I want to know what impact of raising CloseSpider. In documentation http://doc.scrapy.org/en/latest/topics/exceptions.html#closespider there is no information about it. As you know scrapy process a few requests at the same time. What if this exception will be raised before last request will be handled? Will it wait for handling of rest requests that was prduced before? Example:
def parse(self, response):
my_url = 'http://someurl.com/item/'
for i in range(1, 100):
my_url += str(i)
if i == 50:
raise CloseSpider('')
else:
yield Request(url=my_url, callback=self.my_handler)

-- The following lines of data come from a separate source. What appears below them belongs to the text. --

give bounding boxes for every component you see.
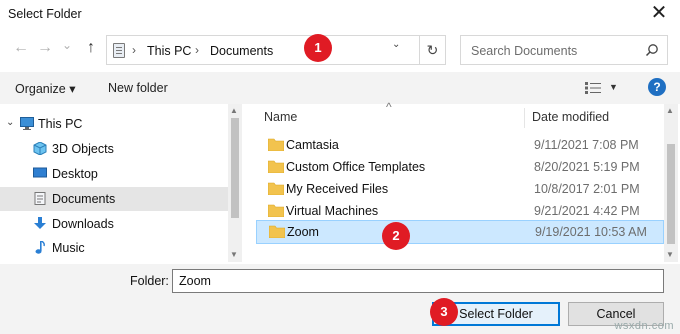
this-pc-icon xyxy=(20,117,34,130)
recent-locations-icon[interactable]: ⌄ xyxy=(58,36,76,54)
sidebar-item-label: This PC xyxy=(38,117,83,131)
forward-arrow-icon[interactable]: → xyxy=(36,39,54,57)
navigation-pane: ⌄ This PC 3D Objects Desktop Documents D… xyxy=(0,110,228,260)
column-header-name[interactable]: Name xyxy=(264,110,297,124)
table-row[interactable]: Custom Office Templates 8/20/2021 5:19 P… xyxy=(256,156,664,178)
file-name: Custom Office Templates xyxy=(286,160,426,174)
sidebar-item-label: Documents xyxy=(52,192,116,206)
back-arrow-icon[interactable]: ← xyxy=(12,39,30,57)
file-name: Virtual Machines xyxy=(286,204,379,218)
breadcrumb-this-pc[interactable]: This PC xyxy=(147,44,191,58)
folder-icon xyxy=(268,204,284,217)
annotation-badge-3: 3 xyxy=(430,298,458,326)
sidebar-item-this-pc[interactable]: ⌄ This PC xyxy=(0,112,228,136)
documents-location-icon xyxy=(113,43,125,58)
breadcrumb-separator: › xyxy=(195,43,199,57)
sidebar-scroll-thumb[interactable] xyxy=(231,118,239,218)
annotation-badge-1: 1 xyxy=(304,34,332,62)
breadcrumb-separator: › xyxy=(132,43,136,57)
annotation-badge-2: 2 xyxy=(382,222,410,250)
table-row-selected[interactable]: Zoom 9/19/2021 10:53 AM xyxy=(256,220,664,244)
folder-field-label: Folder: xyxy=(130,274,169,288)
file-list: ^ Name Date modified Camtasia 9/11/2021 … xyxy=(256,100,664,262)
help-icon[interactable]: ? xyxy=(648,78,666,96)
file-list-scrollbar[interactable]: ▲ ▼ xyxy=(664,104,678,262)
watermark-text: wsxdn.com xyxy=(614,320,674,332)
view-dropdown-icon[interactable]: ▼ xyxy=(609,82,618,92)
scroll-up-icon[interactable]: ▲ xyxy=(230,106,238,115)
new-folder-button[interactable]: New folder xyxy=(108,81,168,95)
close-icon[interactable]: ✕ xyxy=(648,3,670,23)
sidebar-item-label: Music xyxy=(52,241,85,255)
file-name: Zoom xyxy=(287,225,319,239)
dialog-footer: Folder: Select Folder Cancel wsxdn.com xyxy=(0,264,680,334)
search-placeholder: Search Documents xyxy=(471,44,578,58)
organize-menu[interactable]: Organize ▾ xyxy=(15,81,75,96)
folder-icon xyxy=(268,138,284,151)
sidebar-item-desktop[interactable]: Desktop xyxy=(0,162,228,186)
sidebar-item-music[interactable]: Music xyxy=(0,236,228,260)
sidebar-item-label: Desktop xyxy=(52,167,98,181)
up-arrow-icon[interactable]: ↑ xyxy=(82,39,100,57)
sidebar-scrollbar[interactable]: ▲ ▼ xyxy=(228,104,242,262)
scroll-up-icon[interactable]: ▲ xyxy=(666,106,674,115)
desktop-icon xyxy=(33,167,47,178)
breadcrumb-documents[interactable]: Documents xyxy=(210,44,273,58)
folder-name-input[interactable] xyxy=(172,269,664,293)
file-date: 10/8/2017 2:01 PM xyxy=(534,182,640,196)
music-icon xyxy=(35,241,45,254)
sort-caret-icon: ^ xyxy=(386,100,392,114)
command-toolbar: Organize ▾ New folder ▼ xyxy=(0,72,680,104)
file-list-scroll-thumb[interactable] xyxy=(667,144,675,244)
window-title: Select Folder xyxy=(8,7,82,21)
file-date: 9/11/2021 7:08 PM xyxy=(534,138,639,152)
sidebar-item-label: Downloads xyxy=(52,217,114,231)
table-row[interactable]: Camtasia 9/11/2021 7:08 PM xyxy=(256,134,664,156)
file-date: 9/19/2021 10:53 AM xyxy=(535,225,647,239)
folder-icon xyxy=(268,160,284,173)
address-bar[interactable]: › This PC › Documents xyxy=(106,35,420,65)
address-dropdown-icon[interactable]: ⌄ xyxy=(392,39,400,50)
search-box[interactable]: Search Documents xyxy=(460,35,668,65)
file-date: 8/20/2021 5:19 PM xyxy=(534,160,640,174)
column-header-date[interactable]: Date modified xyxy=(532,110,609,124)
title-bar: Select Folder ✕ xyxy=(0,0,680,28)
sidebar-item-downloads[interactable]: Downloads xyxy=(0,212,228,236)
refresh-icon[interactable]: ↻ xyxy=(420,35,446,65)
sidebar-item-documents[interactable]: Documents xyxy=(0,187,228,211)
downloads-icon xyxy=(34,217,46,229)
documents-icon xyxy=(34,192,46,205)
folder-icon xyxy=(268,182,284,195)
table-row[interactable]: My Received Files 10/8/2017 2:01 PM xyxy=(256,178,664,200)
view-options-icon[interactable] xyxy=(585,82,601,94)
search-icon xyxy=(645,44,658,57)
file-date: 9/21/2021 4:42 PM xyxy=(534,204,640,218)
sidebar-item-label: 3D Objects xyxy=(52,142,114,156)
folder-icon xyxy=(269,225,285,238)
column-divider[interactable] xyxy=(524,108,525,128)
file-name: My Received Files xyxy=(286,182,389,196)
file-name: Camtasia xyxy=(286,138,339,152)
scroll-down-icon[interactable]: ▼ xyxy=(230,250,238,259)
sidebar-item-3d-objects[interactable]: 3D Objects xyxy=(0,137,228,161)
chevron-down-icon[interactable]: ⌄ xyxy=(6,117,14,128)
3d-objects-icon xyxy=(33,142,47,155)
scroll-down-icon[interactable]: ▼ xyxy=(666,250,674,259)
table-row[interactable]: Virtual Machines 9/21/2021 4:42 PM xyxy=(256,200,664,222)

def my_handler(self, response):
# handler
Thanks for your responses.
======================== Possible solution:
is_alive = True
def parse(self, response):
my_url = 'http://url.com/item/'
for i in range(1, 100):
if not is_alive:
break
my_url += str(i)
yield Request(url=my_url, callback=self.my_handler)
def my_handler(self, response):
if (response do not contains new item):
is_alive = False
According to the source code, if there is a CloseSpider
exception being raised, engine.close_spider()
method would be executed:
def handle_spider_error(self, _failure, request, response, spider):
exc = _failure.value
if isinstance(exc, CloseSpider):
self.crawler.engine.close_spider(spider, exc.reason or 'cancelled')
return
engine.close_spider()
itself would close the spider and clear all outstanding requests:
def close_spider(self, spider, reason='cancelled'):
"""Close (cancel) spider and clear all its outstanding requests"""
slot = self.slot
if slot.closing:
return slot.closing
logger.info("Closing spider (%(reason)s)",
{'reason': reason},
extra={'spider': spider})
dfd = slot.close()
# ...
It would also schedule close_spider()
calls for different components of Scrapy's architecture: downloader, scraper, scheduler etc.